Der heutige Bericht von Joachim aus Bremen über die frühere bulgarische Hauptstadt Veliko Tarnovo im Zentrum des Landes ist etwas länger, weswegen ich mich kurz halte. Von mir gibt es eventuell später am Abend noch mal einen Eintrag oder morgen. Lass dich überraschen, auch von Joachims Bericht:
Wir sind gut angekommen in Veliko Tarnovo. Eigentlich sollte es eine Baustelle geben, die es kompliziert macht das Hotel anzufahren. Die gab es dann aber doch nicht. Die Fahrt hierher war unspektakulär, sieht man mal ab von den vielen Baustellen und Geschwindigkeitsbegrenzungen und all jenen, die sich nicht darum kümmern und trotzdem überholen.

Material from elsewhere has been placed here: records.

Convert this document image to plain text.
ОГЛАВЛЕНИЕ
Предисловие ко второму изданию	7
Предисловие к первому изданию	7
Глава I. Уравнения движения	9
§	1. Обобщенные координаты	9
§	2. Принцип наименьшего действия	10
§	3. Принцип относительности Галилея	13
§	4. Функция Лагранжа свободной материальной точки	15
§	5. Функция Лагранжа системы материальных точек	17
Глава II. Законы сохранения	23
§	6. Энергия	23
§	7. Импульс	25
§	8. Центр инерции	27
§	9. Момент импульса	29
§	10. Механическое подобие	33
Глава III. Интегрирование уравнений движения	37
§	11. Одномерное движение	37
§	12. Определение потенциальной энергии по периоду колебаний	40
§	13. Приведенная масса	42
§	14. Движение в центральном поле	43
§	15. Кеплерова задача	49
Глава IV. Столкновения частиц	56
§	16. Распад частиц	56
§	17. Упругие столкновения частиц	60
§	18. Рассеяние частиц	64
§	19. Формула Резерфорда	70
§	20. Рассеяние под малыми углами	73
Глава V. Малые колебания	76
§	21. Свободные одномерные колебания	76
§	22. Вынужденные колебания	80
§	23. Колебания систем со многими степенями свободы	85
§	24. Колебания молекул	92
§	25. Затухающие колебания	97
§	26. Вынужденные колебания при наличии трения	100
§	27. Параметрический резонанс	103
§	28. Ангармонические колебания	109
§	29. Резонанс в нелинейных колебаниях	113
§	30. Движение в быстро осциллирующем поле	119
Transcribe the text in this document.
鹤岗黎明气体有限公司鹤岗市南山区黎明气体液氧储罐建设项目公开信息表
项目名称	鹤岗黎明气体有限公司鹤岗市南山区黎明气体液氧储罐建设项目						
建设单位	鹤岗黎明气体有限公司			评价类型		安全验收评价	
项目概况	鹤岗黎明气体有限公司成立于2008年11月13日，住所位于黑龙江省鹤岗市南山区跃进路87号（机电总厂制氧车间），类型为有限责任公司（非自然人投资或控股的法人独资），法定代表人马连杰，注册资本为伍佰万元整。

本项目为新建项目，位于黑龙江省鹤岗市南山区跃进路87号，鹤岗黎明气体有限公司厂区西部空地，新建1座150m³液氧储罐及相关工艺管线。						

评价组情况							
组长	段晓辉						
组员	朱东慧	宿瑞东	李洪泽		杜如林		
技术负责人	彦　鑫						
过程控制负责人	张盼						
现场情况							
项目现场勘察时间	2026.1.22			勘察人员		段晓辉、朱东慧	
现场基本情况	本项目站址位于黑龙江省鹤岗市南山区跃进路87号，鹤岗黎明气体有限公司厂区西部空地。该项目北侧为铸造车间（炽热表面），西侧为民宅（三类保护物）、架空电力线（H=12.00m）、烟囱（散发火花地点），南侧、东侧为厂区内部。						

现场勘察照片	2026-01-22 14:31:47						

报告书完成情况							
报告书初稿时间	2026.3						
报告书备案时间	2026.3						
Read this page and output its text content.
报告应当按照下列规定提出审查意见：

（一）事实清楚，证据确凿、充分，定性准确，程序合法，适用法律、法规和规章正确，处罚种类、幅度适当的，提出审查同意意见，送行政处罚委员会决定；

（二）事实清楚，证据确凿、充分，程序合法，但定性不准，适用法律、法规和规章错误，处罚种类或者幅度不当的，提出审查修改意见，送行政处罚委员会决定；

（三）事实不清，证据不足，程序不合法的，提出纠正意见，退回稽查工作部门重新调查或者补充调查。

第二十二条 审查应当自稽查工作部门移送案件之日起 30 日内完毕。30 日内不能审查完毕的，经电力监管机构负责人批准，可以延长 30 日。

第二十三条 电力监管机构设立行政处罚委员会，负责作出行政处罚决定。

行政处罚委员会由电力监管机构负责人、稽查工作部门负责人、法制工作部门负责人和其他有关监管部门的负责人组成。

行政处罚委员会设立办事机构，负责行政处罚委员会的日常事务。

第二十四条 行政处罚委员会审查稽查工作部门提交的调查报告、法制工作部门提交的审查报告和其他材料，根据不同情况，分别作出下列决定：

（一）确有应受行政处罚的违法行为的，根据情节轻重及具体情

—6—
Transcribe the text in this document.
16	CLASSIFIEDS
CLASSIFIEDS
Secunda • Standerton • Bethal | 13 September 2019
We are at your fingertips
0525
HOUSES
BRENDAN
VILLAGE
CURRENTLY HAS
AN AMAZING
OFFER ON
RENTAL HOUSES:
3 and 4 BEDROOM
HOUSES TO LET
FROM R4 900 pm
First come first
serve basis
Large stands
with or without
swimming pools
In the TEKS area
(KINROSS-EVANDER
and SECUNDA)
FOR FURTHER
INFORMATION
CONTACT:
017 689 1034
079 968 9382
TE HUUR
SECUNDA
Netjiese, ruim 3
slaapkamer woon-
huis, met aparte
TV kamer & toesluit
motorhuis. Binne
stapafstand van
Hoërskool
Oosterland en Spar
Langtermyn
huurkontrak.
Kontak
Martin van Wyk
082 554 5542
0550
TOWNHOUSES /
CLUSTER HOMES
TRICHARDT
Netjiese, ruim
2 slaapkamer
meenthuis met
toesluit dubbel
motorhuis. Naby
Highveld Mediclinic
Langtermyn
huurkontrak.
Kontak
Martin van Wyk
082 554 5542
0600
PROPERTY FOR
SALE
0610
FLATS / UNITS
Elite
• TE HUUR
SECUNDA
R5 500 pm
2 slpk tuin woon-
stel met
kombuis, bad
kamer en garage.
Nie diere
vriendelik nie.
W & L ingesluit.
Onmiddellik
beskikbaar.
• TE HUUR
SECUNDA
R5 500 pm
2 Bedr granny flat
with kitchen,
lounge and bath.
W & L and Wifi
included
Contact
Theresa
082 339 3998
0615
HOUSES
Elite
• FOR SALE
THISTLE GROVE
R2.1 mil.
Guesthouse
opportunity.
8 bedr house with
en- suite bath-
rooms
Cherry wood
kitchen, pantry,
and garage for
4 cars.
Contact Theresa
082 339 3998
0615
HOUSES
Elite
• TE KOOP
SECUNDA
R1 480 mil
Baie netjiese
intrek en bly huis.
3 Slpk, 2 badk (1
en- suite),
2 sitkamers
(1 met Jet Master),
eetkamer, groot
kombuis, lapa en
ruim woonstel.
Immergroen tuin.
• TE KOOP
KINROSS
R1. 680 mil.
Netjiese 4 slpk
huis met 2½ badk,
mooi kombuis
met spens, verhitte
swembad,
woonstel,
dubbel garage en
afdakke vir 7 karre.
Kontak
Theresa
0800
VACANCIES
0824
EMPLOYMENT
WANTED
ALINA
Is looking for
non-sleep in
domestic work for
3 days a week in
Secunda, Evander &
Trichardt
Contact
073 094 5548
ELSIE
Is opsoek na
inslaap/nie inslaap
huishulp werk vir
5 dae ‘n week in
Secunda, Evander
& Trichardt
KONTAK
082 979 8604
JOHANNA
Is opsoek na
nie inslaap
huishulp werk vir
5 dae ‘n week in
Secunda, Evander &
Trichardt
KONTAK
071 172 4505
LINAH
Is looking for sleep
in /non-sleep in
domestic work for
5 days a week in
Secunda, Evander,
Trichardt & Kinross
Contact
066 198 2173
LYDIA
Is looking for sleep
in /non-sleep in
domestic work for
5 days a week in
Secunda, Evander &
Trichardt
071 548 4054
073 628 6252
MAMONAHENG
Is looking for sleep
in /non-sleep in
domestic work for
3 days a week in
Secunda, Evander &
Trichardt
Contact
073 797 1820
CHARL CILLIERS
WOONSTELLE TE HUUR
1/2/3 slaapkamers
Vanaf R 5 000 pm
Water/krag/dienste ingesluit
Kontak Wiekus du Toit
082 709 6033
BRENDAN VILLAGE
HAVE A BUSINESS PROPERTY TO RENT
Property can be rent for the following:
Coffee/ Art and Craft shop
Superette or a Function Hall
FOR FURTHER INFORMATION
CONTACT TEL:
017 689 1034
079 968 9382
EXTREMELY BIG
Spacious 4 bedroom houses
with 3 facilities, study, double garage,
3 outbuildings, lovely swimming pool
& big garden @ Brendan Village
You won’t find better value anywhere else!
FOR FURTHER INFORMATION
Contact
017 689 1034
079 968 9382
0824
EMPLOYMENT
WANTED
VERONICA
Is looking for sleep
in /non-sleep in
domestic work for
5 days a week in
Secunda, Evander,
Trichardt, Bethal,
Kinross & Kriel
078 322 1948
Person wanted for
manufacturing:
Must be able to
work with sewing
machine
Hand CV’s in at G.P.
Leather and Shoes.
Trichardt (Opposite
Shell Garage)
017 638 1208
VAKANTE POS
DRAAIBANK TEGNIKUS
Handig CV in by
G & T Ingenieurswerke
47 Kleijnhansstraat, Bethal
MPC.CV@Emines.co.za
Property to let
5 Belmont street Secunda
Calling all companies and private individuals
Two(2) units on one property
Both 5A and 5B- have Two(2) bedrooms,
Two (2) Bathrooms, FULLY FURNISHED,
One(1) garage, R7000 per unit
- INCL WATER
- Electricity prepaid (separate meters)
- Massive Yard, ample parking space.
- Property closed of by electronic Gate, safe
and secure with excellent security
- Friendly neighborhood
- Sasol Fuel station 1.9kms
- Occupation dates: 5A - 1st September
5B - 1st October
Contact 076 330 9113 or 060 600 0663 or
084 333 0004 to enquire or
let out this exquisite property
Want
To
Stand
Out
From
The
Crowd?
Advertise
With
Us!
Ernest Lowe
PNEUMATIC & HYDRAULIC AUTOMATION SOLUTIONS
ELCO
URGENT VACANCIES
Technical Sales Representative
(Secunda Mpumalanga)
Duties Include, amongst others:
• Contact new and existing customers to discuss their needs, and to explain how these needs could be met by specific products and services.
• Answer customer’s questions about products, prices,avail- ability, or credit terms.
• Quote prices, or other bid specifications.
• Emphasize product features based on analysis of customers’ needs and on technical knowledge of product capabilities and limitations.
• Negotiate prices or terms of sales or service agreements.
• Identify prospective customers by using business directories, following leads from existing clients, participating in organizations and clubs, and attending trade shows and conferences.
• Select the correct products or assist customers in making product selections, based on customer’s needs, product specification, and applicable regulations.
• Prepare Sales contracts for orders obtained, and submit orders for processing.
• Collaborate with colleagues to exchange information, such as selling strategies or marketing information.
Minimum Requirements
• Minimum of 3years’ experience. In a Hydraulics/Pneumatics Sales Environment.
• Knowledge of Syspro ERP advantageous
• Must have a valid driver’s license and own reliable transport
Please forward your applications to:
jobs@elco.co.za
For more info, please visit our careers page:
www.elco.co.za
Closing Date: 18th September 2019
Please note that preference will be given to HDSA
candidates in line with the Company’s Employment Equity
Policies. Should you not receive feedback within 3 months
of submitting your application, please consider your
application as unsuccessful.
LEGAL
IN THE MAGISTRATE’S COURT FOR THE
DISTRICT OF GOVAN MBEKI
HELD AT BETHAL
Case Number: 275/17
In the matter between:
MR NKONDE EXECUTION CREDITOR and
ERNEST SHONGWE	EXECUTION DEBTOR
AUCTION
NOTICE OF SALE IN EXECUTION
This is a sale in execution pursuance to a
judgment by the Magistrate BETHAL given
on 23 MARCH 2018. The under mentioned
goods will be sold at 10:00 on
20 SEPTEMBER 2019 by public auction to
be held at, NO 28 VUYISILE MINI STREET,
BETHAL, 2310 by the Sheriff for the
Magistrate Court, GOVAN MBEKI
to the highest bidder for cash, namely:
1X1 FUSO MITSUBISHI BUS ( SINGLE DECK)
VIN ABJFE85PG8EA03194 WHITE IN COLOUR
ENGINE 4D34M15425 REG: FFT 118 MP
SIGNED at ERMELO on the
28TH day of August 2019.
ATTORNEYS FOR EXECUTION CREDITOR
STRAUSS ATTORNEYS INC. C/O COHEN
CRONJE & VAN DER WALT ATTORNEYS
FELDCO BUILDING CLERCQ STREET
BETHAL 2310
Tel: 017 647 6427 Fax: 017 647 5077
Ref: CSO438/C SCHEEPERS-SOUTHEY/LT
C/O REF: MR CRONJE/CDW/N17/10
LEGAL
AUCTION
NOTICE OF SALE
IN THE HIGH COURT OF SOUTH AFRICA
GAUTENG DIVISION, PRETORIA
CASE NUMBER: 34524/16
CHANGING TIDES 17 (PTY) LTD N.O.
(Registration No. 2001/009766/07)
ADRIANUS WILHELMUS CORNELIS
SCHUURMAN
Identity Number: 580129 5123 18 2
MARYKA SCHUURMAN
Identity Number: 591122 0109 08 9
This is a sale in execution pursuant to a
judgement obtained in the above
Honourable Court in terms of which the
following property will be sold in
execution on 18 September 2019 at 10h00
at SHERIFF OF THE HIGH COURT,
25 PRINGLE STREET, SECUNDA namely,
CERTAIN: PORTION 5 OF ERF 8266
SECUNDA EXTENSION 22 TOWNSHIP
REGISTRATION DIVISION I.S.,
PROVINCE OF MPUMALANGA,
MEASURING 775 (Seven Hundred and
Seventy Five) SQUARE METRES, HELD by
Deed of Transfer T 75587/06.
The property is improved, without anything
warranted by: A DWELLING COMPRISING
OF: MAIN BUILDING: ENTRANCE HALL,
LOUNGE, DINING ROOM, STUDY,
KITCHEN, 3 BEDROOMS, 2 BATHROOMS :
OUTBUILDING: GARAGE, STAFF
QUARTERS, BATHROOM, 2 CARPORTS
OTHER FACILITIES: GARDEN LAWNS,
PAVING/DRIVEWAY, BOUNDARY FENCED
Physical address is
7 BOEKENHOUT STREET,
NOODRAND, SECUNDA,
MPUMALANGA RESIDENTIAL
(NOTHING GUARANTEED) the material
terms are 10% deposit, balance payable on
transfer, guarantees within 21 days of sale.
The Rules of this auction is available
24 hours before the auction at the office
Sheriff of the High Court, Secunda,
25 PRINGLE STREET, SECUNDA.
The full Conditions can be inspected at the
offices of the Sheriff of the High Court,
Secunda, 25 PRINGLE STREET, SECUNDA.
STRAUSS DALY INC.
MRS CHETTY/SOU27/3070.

Die Ankunft war mit einer Überraschung geschmückt: Mit solch einem großen geräumigen Hotelzimmer mit so toller Aussicht hatten wir nicht gerechnet. Die Stadt Tarnovo erstreckt sich über drei Haupt- und ein paar Nebenhügel. Die Häuser sind an die steilen Hänge gebaut und erinnern ein wenig an die Favelas in Rio de Janeiro, nur sind sie größer und in viel besserem Zustand. Unser Hotel ist eines davon und der Blick geht auf eine Insel, die durch den Flussbogen der Jantra gebildet wird. Mitten darauf steht das Denkmal dieser bulgarischen Heroen, die wohl dazu beitrugen die Republik zu gründen, ich glaube, Brüder sind es gewesen. Zu ihrer Zeit wurde Tarnovo zur Hauptstadt des bulgarischen Reiches, deshalb auch „Veliko“, was so viel heißt wie „großes“ oder „ruhmreiches“ Tarnovo. Rechts davon, noch auf der stadtnahen Seite des Flusses liegt eine Hotelruine. Riesig und unheimlich. Manch einer mag diese Architektur aus Sichtbeton dem Brutalismus zuordnen, wie er durch die Torres Blancas in Madrid vertreten wird. Hier jedoch gibt es zwar auch Sichtbeton, doch daneben Stilelemente, die dem Bunker ähnlichem das Rauhe und Formlose nehmen. Gewellte Dächer, die an Pagoden erinnern oder geschwungene Wände und Öffnungen, die zwar funktionslos sind aber stilgebend wirken.
Schade, dass niemand das Geld und den Mut besitzt, diesen Hotelkomplex wiederzubeleben.
Wir trafen zwei Stunden vor unserem Termin für die Stadtführung ein. Das war gut, denn wir waren müde und konnten uns ausruhen. Unsere Stadtführerin war pünktlich am Hotel und dankte uns für unsere Pünktlichkeit. Ich hatte mich an Tucholskys Ausspruch erinnert „Muss ich mich benehmen oder waren schon andere Deutsche hier?“ und mich für das Benehmen entschieden. Sie anscheinend auch. Vanja, unsere Stadtführerin hatte zwölf Jahre im hiesigen Archäologischen Museum verbracht und wusste viel zu berichten, wobei sie immer wieder auf die Archäologie zu sprechen kam. Heute arbeitet sie mit unwilligen Schülern und unterrichtet diese in Deutsch an einem Gymnasium. Die Führung ging durch Gassen und an alten Häusern vorbei, von denen manche gleich die Jahreszahlen ihrer Entstehung gut sichtbar an den Wänden trugen. Das seien die Botschaften von Russland, Rumänien und noch einem Land, da habe ich aber nicht aufgepasst. Wir mussten noch die ein oder andere Treppe, die ein oder andere Straße hoch und runter. Das seien, so wurde uns berichtet, auch die einzigen Richtungen, die es im Ort gäbe: Hoch, Runter, Treppe.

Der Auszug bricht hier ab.